Image Advisory -- Cassini Cameras Capture Views of Jupiter As It Rotates

Nov. 6, 2000


New images of Jupiter taken by the NASA's Cassini spacecraft show the changing face of the planet as it twirls more than 360 degrees. Although it is the biggest planet in our solar system, Jupiter hurries through a complete rotation in about 10 hours.

The images are an early portion of a sequence that Cassini is taking to track changes in Jupiter's clouds over a period of several weeks. Another new image from Cassini, taken through an infrared filter, shows one of Jupiter's large moons, Europa, gleaming brightly as it passes in front of the planet.

The images are available from NASA's Jet Propulsion Laboratory, Pasadena, Calif., at http://www.jpl.nasa.gov/pictures/jupiter

and from the web site of the Cassini Imaging Science team at the University of Arizona, Tucson, at http://ciclops.lpl.arizona.edu/

Cassini will pass most closely to Jupiter, at about 10 million kilometers (6 million miles) away, on Dec. 30. Images taken as it approaches and flies past will be used for studies of atmospheric dynamics, dark rings and other features of Jupiter. Cassini is passing Jupiter on its way to its ultimate destination, Saturn.

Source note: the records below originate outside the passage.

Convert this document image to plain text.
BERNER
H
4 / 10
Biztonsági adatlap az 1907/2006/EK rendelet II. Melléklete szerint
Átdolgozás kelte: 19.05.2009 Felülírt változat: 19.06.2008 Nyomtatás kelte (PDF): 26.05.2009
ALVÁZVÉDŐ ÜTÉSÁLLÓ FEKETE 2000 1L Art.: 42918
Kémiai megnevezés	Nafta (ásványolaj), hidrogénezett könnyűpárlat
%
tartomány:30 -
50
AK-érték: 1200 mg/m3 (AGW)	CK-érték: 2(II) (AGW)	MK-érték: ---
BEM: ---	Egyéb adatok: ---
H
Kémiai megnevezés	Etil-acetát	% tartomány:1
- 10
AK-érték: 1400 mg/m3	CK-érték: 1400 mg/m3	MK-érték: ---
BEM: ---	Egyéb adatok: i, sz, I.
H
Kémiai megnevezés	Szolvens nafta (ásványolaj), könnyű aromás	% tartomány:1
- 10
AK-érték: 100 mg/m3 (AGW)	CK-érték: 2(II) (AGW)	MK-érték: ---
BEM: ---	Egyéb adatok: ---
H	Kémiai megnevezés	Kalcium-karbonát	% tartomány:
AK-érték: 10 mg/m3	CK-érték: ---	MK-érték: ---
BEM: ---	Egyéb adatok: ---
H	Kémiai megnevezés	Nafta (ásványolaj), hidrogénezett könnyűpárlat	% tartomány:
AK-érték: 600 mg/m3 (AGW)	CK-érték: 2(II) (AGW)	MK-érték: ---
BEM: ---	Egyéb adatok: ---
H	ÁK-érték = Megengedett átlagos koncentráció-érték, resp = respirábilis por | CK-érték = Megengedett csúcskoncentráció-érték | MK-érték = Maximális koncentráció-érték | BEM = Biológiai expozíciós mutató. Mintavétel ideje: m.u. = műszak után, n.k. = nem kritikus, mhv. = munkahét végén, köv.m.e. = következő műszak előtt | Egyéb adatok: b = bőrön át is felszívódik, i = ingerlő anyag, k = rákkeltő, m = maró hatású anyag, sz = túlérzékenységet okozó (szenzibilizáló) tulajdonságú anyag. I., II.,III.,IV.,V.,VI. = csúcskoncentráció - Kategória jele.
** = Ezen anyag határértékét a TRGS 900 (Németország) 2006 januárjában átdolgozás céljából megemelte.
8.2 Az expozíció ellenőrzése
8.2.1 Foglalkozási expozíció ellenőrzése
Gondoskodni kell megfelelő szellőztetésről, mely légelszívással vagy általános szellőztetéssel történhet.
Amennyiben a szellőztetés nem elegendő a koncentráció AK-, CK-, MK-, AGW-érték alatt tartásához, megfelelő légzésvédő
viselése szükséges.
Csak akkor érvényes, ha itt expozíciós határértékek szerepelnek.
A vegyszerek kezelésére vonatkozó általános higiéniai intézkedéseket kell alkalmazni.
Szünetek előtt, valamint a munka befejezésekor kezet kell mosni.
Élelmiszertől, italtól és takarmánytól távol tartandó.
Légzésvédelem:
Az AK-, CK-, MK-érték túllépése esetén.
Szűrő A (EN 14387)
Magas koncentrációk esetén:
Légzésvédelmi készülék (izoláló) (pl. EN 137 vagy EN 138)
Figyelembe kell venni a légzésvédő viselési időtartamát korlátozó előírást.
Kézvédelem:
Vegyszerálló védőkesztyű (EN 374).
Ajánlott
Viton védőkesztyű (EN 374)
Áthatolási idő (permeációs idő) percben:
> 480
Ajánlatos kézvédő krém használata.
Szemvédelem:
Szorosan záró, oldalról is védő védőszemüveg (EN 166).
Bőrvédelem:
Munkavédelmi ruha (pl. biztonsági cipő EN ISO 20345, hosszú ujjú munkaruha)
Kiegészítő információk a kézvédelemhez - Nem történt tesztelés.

Additional information about the flyby is available at http://www.jpl.nasa.gov/jupiterflyby

Cassini is a cooperative project of NASA, the European Space Agency and the Italian Space Agency. JPL manages the Cassini and Galileo missions for NASA's Office of Space Science, Washington, D.C. JPL is a division of the California Institute of Technology in Pasadena.